Abstract
Anton Webern first attempted dodecaphonic composition in the summer of 1922 when he wrote twelve-tone sketches for the poetic text "Mein Weg geht jetzt vorueber." Although he completed the song as an atonal work, Webern continued experimenting with serial writing from 1923-24, composing a series of sketches which led to his exclusive adoption of the technique in fall 1924. After completing two serial works, Kinderstueck for piano (M. 267) and Drei Volkstexte, Op. 17 from 1924-25, Webern composed Drei Lieder, Op. 18 in 1925, his first multimovement work written exclusively within a twelve-tone idiom. Despite this stylistic achievement, Op. 18 has been rarely studied, cited merely as a transitional work leading to Webern's fuller realization of the technique in his "mature" twelve-tone works. In addition, scholars have erroneously described the intricate musical texture as being chaotic in nature, noting its discrepancy with that of the folkloristic texts on which Op. 18 is based.

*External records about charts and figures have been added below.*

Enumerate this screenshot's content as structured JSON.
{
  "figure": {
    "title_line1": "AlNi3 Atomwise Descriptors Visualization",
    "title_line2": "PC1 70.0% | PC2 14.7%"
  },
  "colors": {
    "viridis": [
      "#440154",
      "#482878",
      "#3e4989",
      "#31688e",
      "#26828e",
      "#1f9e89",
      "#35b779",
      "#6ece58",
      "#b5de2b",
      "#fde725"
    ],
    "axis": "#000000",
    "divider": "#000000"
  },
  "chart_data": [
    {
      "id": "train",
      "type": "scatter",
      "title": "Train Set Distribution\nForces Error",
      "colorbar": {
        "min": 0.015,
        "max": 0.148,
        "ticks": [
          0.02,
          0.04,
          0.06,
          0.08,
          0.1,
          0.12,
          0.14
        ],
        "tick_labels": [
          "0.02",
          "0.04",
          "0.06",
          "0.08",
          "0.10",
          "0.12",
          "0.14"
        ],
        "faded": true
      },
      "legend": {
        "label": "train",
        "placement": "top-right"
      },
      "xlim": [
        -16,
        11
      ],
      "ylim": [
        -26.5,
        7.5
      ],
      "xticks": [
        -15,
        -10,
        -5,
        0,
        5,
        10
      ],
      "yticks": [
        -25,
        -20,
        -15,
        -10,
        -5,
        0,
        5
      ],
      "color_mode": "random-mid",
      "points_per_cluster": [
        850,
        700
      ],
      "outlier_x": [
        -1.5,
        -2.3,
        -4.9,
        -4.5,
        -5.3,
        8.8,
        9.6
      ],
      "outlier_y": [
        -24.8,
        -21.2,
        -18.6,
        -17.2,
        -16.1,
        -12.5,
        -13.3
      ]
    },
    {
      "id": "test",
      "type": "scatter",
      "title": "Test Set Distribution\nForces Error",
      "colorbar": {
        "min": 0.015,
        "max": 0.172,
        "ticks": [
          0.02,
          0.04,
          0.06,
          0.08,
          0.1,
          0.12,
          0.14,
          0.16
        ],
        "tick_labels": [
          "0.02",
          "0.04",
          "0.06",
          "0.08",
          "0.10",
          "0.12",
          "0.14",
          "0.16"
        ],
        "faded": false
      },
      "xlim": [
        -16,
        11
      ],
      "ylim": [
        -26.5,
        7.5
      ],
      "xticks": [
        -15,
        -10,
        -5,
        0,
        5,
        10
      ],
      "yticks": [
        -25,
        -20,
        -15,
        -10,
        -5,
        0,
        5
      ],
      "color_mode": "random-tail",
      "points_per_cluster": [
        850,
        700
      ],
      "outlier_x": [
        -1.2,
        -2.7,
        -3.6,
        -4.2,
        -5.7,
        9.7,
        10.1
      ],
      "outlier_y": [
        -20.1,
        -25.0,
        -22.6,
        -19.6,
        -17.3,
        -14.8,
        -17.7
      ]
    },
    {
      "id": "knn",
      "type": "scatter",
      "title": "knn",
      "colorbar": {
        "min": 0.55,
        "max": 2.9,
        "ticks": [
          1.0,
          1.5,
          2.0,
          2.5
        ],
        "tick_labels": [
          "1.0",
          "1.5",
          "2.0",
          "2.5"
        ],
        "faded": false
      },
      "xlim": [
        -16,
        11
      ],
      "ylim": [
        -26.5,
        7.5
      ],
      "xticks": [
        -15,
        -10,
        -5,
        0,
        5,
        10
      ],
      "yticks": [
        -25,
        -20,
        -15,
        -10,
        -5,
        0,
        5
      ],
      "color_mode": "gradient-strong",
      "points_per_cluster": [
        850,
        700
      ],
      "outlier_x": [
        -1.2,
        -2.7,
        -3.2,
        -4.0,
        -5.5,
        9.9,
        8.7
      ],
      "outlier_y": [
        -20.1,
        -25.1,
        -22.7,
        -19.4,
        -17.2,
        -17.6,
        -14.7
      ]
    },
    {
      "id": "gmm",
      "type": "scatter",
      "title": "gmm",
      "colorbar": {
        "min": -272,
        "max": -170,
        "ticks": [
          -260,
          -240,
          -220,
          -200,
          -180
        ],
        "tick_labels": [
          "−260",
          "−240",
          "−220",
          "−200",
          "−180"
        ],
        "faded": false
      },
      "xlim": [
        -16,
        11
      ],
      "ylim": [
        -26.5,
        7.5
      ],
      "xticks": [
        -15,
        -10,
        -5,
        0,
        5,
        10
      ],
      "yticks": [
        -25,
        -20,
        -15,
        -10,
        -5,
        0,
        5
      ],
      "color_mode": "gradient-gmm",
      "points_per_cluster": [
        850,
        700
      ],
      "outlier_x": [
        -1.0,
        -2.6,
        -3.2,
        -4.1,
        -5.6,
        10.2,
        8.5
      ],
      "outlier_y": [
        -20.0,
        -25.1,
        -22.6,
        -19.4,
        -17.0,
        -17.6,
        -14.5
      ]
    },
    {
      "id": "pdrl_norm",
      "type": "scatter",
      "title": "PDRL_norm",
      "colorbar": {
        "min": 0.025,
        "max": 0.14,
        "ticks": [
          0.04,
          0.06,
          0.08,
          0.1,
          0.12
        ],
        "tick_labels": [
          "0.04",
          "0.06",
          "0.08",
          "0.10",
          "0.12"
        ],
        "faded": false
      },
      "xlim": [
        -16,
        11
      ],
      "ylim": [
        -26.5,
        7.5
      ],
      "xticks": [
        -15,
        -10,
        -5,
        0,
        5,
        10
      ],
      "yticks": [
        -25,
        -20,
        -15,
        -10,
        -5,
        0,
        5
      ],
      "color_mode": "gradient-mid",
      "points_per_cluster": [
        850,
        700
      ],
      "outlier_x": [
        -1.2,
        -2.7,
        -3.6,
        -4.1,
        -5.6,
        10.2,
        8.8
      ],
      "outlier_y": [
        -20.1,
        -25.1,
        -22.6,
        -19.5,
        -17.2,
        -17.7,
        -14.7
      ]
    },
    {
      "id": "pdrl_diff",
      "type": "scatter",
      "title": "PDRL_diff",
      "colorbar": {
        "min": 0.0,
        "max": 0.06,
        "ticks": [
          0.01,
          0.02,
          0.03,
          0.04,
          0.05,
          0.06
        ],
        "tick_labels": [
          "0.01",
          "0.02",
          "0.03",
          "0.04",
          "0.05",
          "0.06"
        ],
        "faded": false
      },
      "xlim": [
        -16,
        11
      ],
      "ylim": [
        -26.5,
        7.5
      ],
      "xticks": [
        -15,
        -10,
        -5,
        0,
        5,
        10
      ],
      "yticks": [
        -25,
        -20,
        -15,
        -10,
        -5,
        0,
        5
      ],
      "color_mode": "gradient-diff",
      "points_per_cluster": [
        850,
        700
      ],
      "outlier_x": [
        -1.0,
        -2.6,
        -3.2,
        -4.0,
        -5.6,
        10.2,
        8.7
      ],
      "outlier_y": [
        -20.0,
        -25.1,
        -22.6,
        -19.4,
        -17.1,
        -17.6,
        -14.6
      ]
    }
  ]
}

The following study establishes an intimate link between the poetic texts and texture of Drei Lieder, Op. 18. The rows imbue the songs with a limited number of interval and set formations that draw associations between words of the individual texts. In addition, recurring contours recall both the mood and the narrative events depicted in each poem. These repeated sonorities are interwoven into a texture in which shifting meters, rapidly-changing dynamics, extreme registral shifts, articulation markings, and rhythmic figures enhance their aural presence. Op. 18 represents a musical realization of Goethe's Urpflanze concept, a notion Webern looked to in defining his twelve-tone technique. Just as the Urpflanze, or primeval plant, represents an underlying sameness among differing plant parts, the rows and contours establish perceptible aural unity throughout the Op. 18 songs.